Spark SQL and DataFrames

Spark SQL allows you to run SQL-like queries on your DataFrames. This is one of the most powerful features of Spark, facilitating a smooth transition for data analysts and engineers coming from a traditional relational database background. It allows you to express complex logic using standard SQL syntax while benefitting from Spark's distributed processing engine.

In this tutorial, we will explore:

  • Registering DataFrames as Views
  • Executing SQL Queries
  • Mixing SQL and DataFrame APIs
  • Using selectExpr

First, ensure you have the data tips.csv.

Registering a Temp View

To run SQL queries against a DataFrame, we must first register it as a temporary view. This creates a reference in the SparkSession's catalog. The view is session-scoped and will disappear when the session ends.

# Load the dataframe
tips = spark.read.option("header","true").option("inferSchema","true").csv("data/tips.csv")

tips.schema
OUTPUTDataFrame[total_bill: double, tip: double, sex: string, smoker: string, day: string, time: string, size: int] # Register as a view
tips.createOrReplaceTempView("tips_view")

Tips view is now registered as a temporary view and we can apply SQL directly to it as a view/table

Running Standard SQL Queries

Once registered, we can use spark.sql() to execute standard SQL queries. This returns a new DataFrame.

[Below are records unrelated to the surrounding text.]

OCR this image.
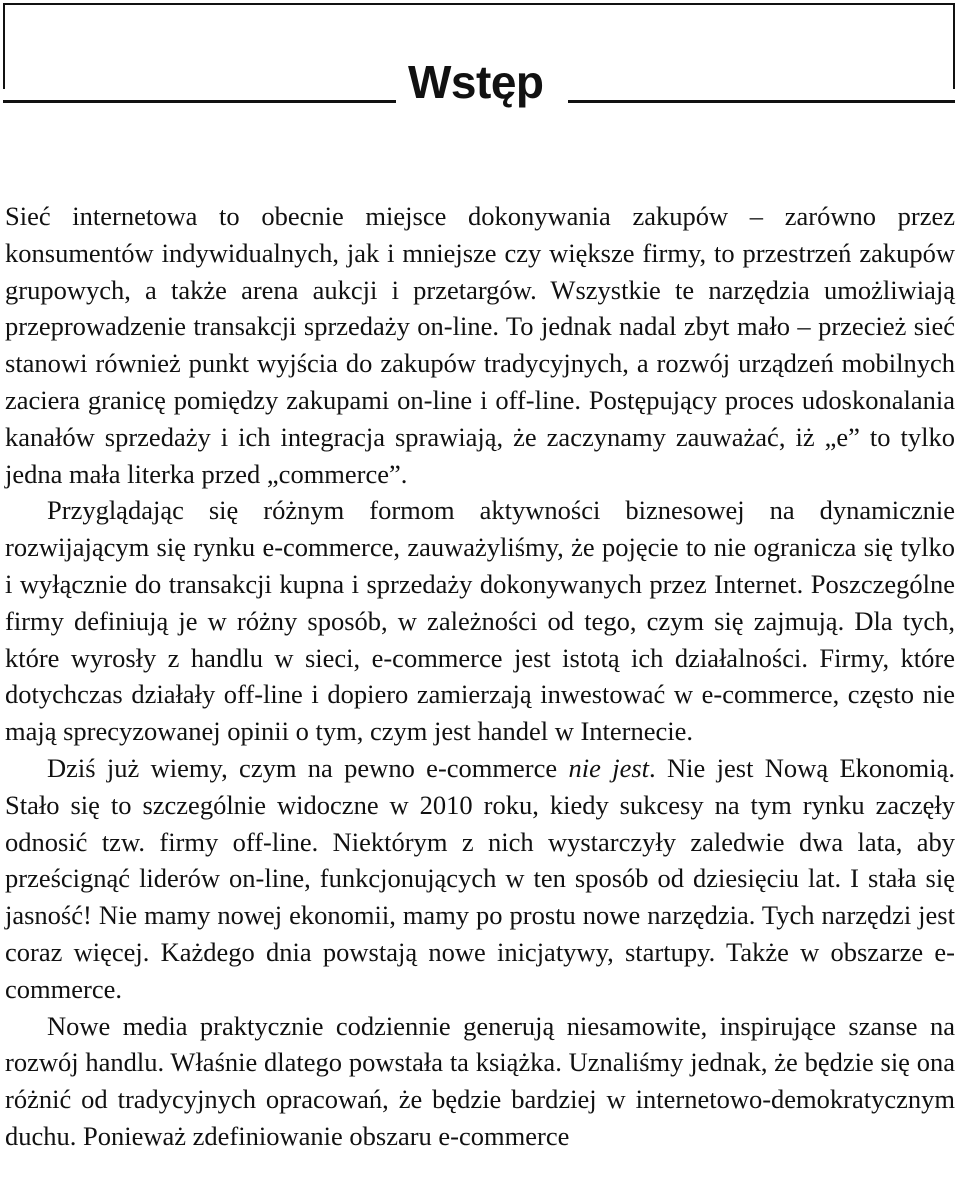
Wstęp

Sieć internetowa to obecnie miejsce dokonywania zakupów – zarówno przez konsumentów indywidualnych, jak i mniejsze czy większe firmy, to przestrzeń zakupów grupowych, a także arena aukcji i przetargów. Wszystkie te narzędzia umożliwiają przeprowadzenie transakcji sprzedaży on-line. To jednak nadal zbyt mało – przecież sieć stanowi również punkt wyjścia do zakupów tradycyjnych, a rozwój urządzeń mobilnych zaciera granicę pomiędzy zakupami on-line i off-line. Postępujący proces udoskonalania kanałów sprzedaży i ich integracja sprawiają, że zaczynamy zauważać, iż „e” to tylko jedna mała literka przed „commerce”.

Przyglądając się różnym formom aktywności biznesowej na dynamicznie rozwijającym się rynku e-commerce, zauważyliśmy, że pojęcie to nie ogranicza się tylko i wyłącznie do transakcji kupna i sprzedaży dokonywanych przez Internet. Poszczególne firmy definiują je w różny sposób, w zależności od tego, czym się zajmują. Dla tych, które wyrosły z handlu w sieci, e-commerce jest istotą ich działalności. Firmy, które dotychczas działały off-line i dopiero zamierzają inwestować w e-commerce, często nie mają sprecyzowanej opinii o tym, czym jest handel w Internecie.

Dziś już wiemy, czym na pewno e-commerce nie jest. Nie jest Nową Ekonomią. Stało się to szczególnie widoczne w 2010 roku, kiedy sukcesy na tym rynku zaczęły odnosić tzw. firmy off-line. Niektórym z nich wystarczyły zaledwie dwa lata, aby prześcignąć liderów on-line, funkcjonujących w ten sposób od dziesięciu lat. I stała się jasność! Nie mamy nowej ekonomii, mamy po prostu nowe narzędzia. Tych narzędzi jest coraz więcej. Każdego dnia powstają nowe inicjatywy, startupy. Także w obszarze e-commerce.

Nowe media praktycznie codziennie generują niesamowite, inspirujące szanse na rozwój handlu. Właśnie dlatego powstała ta książka. Uznaliśmy jednak, że będzie się ona różnić od tradycyjnych opracowań, że będzie bardziej w internetowo-demokratycznym duchu. Ponieważ zdefiniowanie obszaru e-commerce
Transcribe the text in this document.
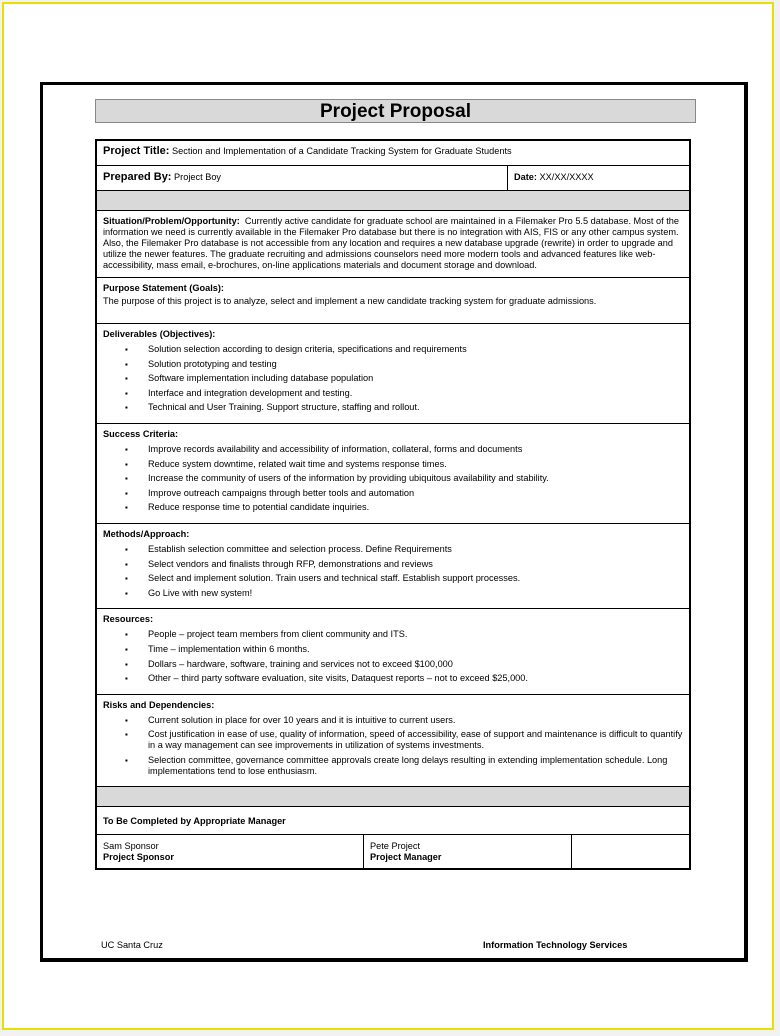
Project Proposal
Project Title: Section and Implementation of a Candidate Tracking System for Graduate Students
Prepared By: Project Boy	Date: XX/XX/XXXX
Situation/Problem/Opportunity: Currently active candidate for graduate school are maintained in a Filemaker Pro 5.5 database. Most of the information we need is currently available in the Filemaker Pro database but there is no integration with AIS, FIS or any other campus system. Also, the Filemaker Pro database is not accessible from any location and requires a new database upgrade (rewrite) in order to upgrade and utilize the newer features. The graduate recruiting and admissions counselors need more modern tools and advanced features like web-accessibility, mass email, e-brochures, on-line applications materials and document storage and download.
Purpose Statement (Goals):
The purpose of this project is to analyze, select and implement a new candidate tracking system for graduate admissions.
Deliverables (Objectives):
▪ Solution selection according to design criteria, specifications and requirements
▪ Solution prototyping and testing
▪ Software implementation including database population
▪ Interface and integration development and testing.
▪ Technical and User Training. Support structure, staffing and rollout.
Success Criteria:
▪ Improve records availability and accessibility of information, collateral, forms and documents
▪ Reduce system downtime, related wait time and systems response times.
▪ Increase the community of users of the information by providing ubiquitous availability and stability.
▪ Improve outreach campaigns through better tools and automation
▪ Reduce response time to potential candidate inquiries.
Methods/Approach:
▪ Establish selection committee and selection process. Define Requirements
▪ Select vendors and finalists through RFP, demonstrations and reviews
▪ Select and implement solution. Train users and technical staff. Establish support processes.
▪ Go Live with new system!
Resources:
▪ People – project team members from client community and ITS.
▪ Time – implementation within 6 months.
▪ Dollars – hardware, software, training and services not to exceed $100,000
▪ Other – third party software evaluation, site visits, Dataquest reports – not to exceed $25,000.
Risks and Dependencies:
▪ Current solution in place for over 10 years and it is intuitive to current users.
▪ Cost justification in ease of use, quality of information, speed of accessibility, ease of support and maintenance is difficult to quantify in a way management can see improvements in utilization of systems investments.
▪ Selection committee, governance committee approvals create long delays resulting in extending implementation schedule. Long implementations tend to lose enthusiasm.
To Be Completed by Appropriate Manager
Sam Sponsor
Project Sponsor
Pete Project
Project Manager
UC Santa Cruz	Information Technology Services
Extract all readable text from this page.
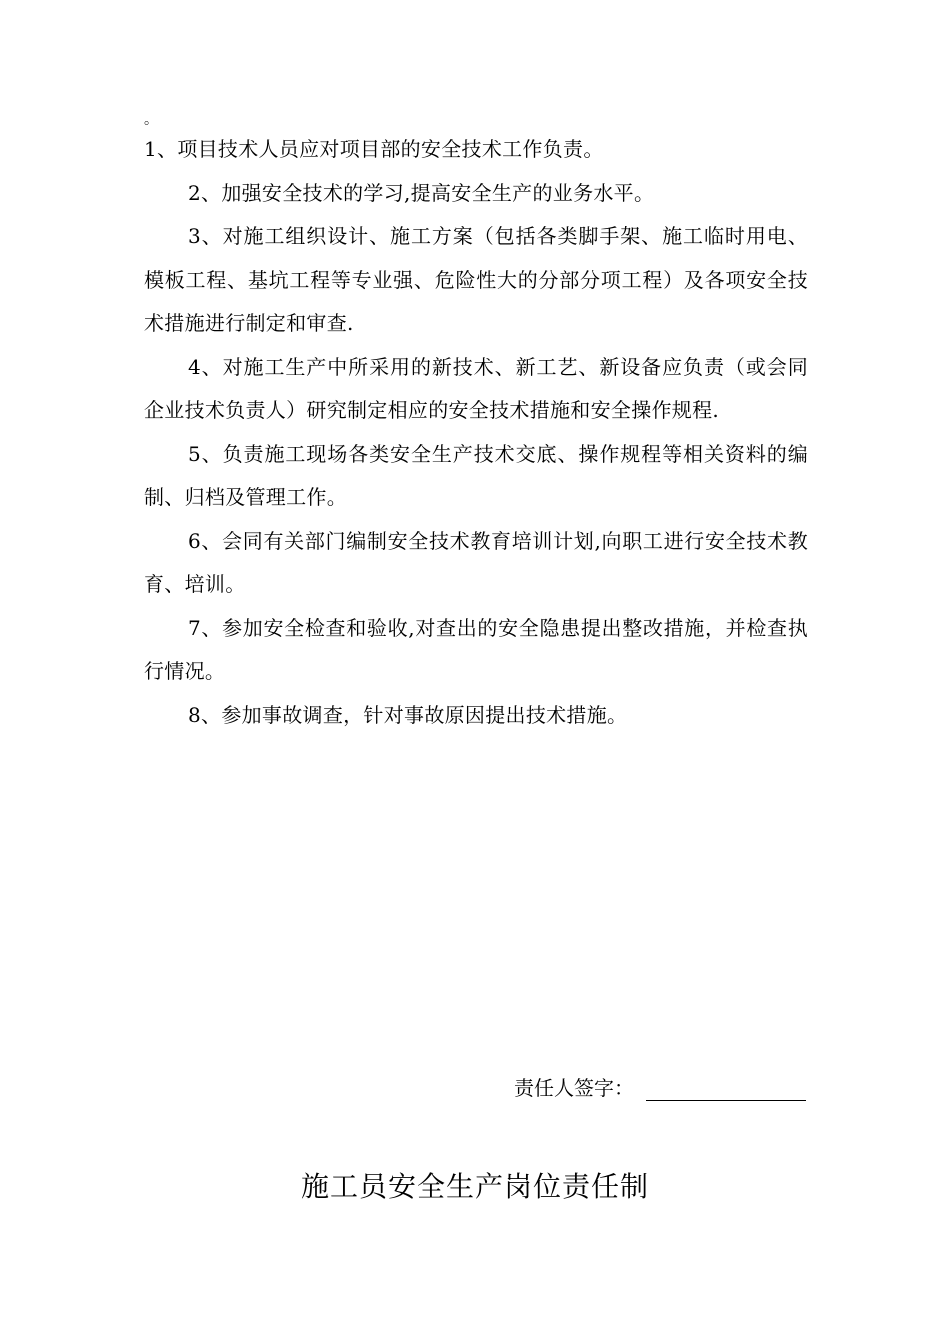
。

1、项目技术人员应对项目部的安全技术工作负责。

2、加强安全技术的学习,提高安全生产的业务水平。

3、对施工组织设计、施工方案（包括各类脚手架、施工临时用电、模板工程、基坑工程等专业强、危险性大的分部分项工程）及各项安全技术措施进行制定和审查.

4、对施工生产中所采用的新技术、新工艺、新设备应负责（或会同企业技术负责人）研究制定相应的安全技术措施和安全操作规程.

5、负责施工现场各类安全生产技术交底、操作规程等相关资料的编制、归档及管理工作。

6、会同有关部门编制安全技术教育培训计划,向职工进行安全技术教育、培训。

7、参加安全检查和验收,对查出的安全隐患提出整改措施，并检查执行情况。

8、参加事故调查，针对事故原因提出技术措施。

责任人签字：
施工员安全生产岗位责任制
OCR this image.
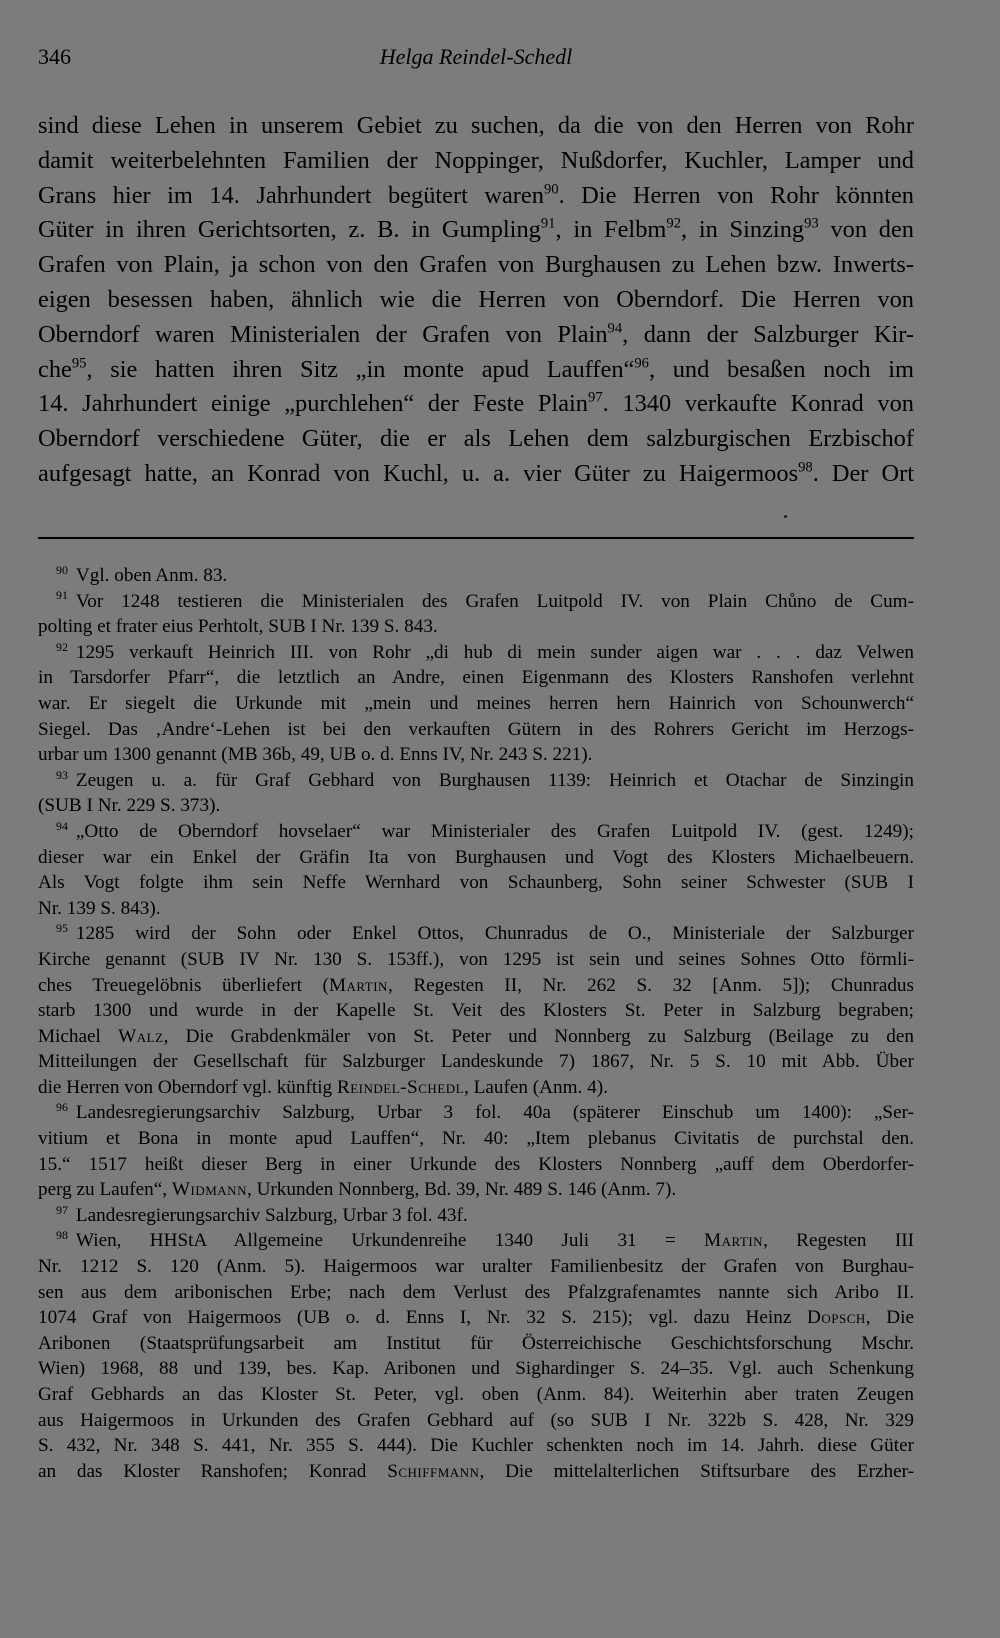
346	Helga Reindel-Schedl
sind diese Lehen in unserem Gebiet zu suchen, da die von den Herren von Rohr
damit weiterbelehnten Familien der Noppinger, Nußdorfer, Kuchler, Lamper und
Grans hier im 14. Jahrhundert begütert waren$^{90}$. Die Herren von Rohr könnten
Güter in ihren Gerichtsorten, z. B. in Gumpling$^{91}$, in Felbm$^{92}$, in Sinzing$^{93}$ von den
Grafen von Plain, ja schon von den Grafen von Burghausen zu Lehen bzw. Inwerts-
eigen besessen haben, ähnlich wie die Herren von Oberndorf. Die Herren von
Oberndorf waren Ministerialen der Grafen von Plain$^{94}$, dann der Salzburger Kir-
che$^{95}$, sie hatten ihren Sitz „in monte apud Lauffen“$^{96}$, und besaßen noch im
14. Jahrhundert einige „purchlehen“ der Feste Plain$^{97}$. 1340 verkaufte Konrad von
Oberndorf verschiedene Güter, die er als Lehen dem salzburgischen Erzbischof
aufgesagt hatte, an Konrad von Kuchl, u. a. vier Güter zu Haigermoos$^{98}$. Der Ort
$^{90}$ Vgl. oben Anm. 83.
$^{91}$ Vor 1248 testieren die Ministerialen des Grafen Luitpold IV. von Plain Chůno de Cum-
polting et frater eius Perhtolt, SUB I Nr. 139 S. 843.
$^{92}$ 1295 verkauft Heinrich III. von Rohr „di hub di mein sunder aigen war . . . daz Velwen
in Tarsdorfer Pfarr“, die letztlich an Andre, einen Eigenmann des Klosters Ranshofen verlehnt
war. Er siegelt die Urkunde mit „mein und meines herren hern Hainrich von Schounwerch“
Siegel. Das ‚Andre‘-Lehen ist bei den verkauften Gütern in des Rohrers Gericht im Herzogs-
urbar um 1300 genannt (MB 36b, 49, UB o. d. Enns IV, Nr. 243 S. 221).
$^{93}$ Zeugen u. a. für Graf Gebhard von Burghausen 1139: Heinrich et Otachar de Sinzingin
(SUB I Nr. 229 S. 373).
$^{94}$ „Otto de Oberndorf hovselaer“ war Ministerialer des Grafen Luitpold IV. (gest. 1249);
dieser war ein Enkel der Gräfin Ita von Burghausen und Vogt des Klosters Michaelbeuern.
Als Vogt folgte ihm sein Neffe Wernhard von Schaunberg, Sohn seiner Schwester (SUB I
Nr. 139 S. 843).
$^{95}$ 1285 wird der Sohn oder Enkel Ottos, Chunradus de O., Ministeriale der Salzburger
Kirche genannt (SUB IV Nr. 130 S. 153ff.), von 1295 ist sein und seines Sohnes Otto förmli-
ches Treuegelöbnis überliefert (Martin, Regesten II, Nr. 262 S. 32 [Anm. 5]); Chunradus
starb 1300 und wurde in der Kapelle St. Veit des Klosters St. Peter in Salzburg begraben;
Michael Walz, Die Grabdenkmäler von St. Peter und Nonnberg zu Salzburg (Beilage zu den
Mitteilungen der Gesellschaft für Salzburger Landeskunde 7) 1867, Nr. 5 S. 10 mit Abb. Über
die Herren von Oberndorf vgl. künftig Reindel-Schedl, Laufen (Anm. 4).
$^{96}$ Landesregierungsarchiv Salzburg, Urbar 3 fol. 40a (späterer Einschub um 1400): „Ser-
vitium et Bona in monte apud Lauffen“, Nr. 40: „Item plebanus Civitatis de purchstal den.
15.“ 1517 heißt dieser Berg in einer Urkunde des Klosters Nonnberg „auff dem Oberdorfer-
perg zu Laufen“, Widmann, Urkunden Nonnberg, Bd. 39, Nr. 489 S. 146 (Anm. 7).
$^{97}$ Landesregierungsarchiv Salzburg, Urbar 3 fol. 43f.
$^{98}$ Wien, HHStA Allgemeine Urkundenreihe 1340 Juli 31 = Martin, Regesten III
Nr. 1212 S. 120 (Anm. 5). Haigermoos war uralter Familienbesitz der Grafen von Burghau-
sen aus dem aribonischen Erbe; nach dem Verlust des Pfalzgrafenamtes nannte sich Aribo II.
1074 Graf von Haigermoos (UB o. d. Enns I, Nr. 32 S. 215); vgl. dazu Heinz Dopsch, Die
Aribonen (Staatsprüfungsarbeit am Institut für Österreichische Geschichtsforschung Mschr.
Wien) 1968, 88 und 139, bes. Kap. Aribonen und Sighardinger S. 24–35. Vgl. auch Schenkung
Graf Gebhards an das Kloster St. Peter, vgl. oben (Anm. 84). Weiterhin aber traten Zeugen
aus Haigermoos in Urkunden des Grafen Gebhard auf (so SUB I Nr. 322b S. 428, Nr. 329
S. 432, Nr. 348 S. 441, Nr. 355 S. 444). Die Kuchler schenkten noch im 14. Jahrh. diese Güter
an das Kloster Ranshofen; Konrad Schiffmann, Die mittelalterlichen Stiftsurbare des Erzher-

# Select specific columns with a filter
sql_result = spark.sql("""
    SELECT 
        sex, 
        smoker, 
        round(avg(tip), 2) as avg_tip,
        count(*) as count
    FROM tips_view 
    WHERE total_bill > 10 
    GROUP BY 1, 2
    ORDER BY avg_tip DESC
""")

# show the output
sql_result.show()
OUTPUT+------+------+-------+-----+ | sex|smoker|avg_tip|count| +------+------+-------+-----+ | Male| No| 3.25| 89| | Male| Yes| 3.06| 57| |Female| Yes| 3.02| 30| |Female| No| 2.86| 51| +------+------+-------+-----+

The Power of selectExpr

Sometimes you don't want to register a full view just to write a small piece of SQL logic. The selectExpr method allows you to use SQL expressions directly on a DataFrame, acting as a bridge between the two APIs. This is extremely useful for casting types or performing arithmetic inline.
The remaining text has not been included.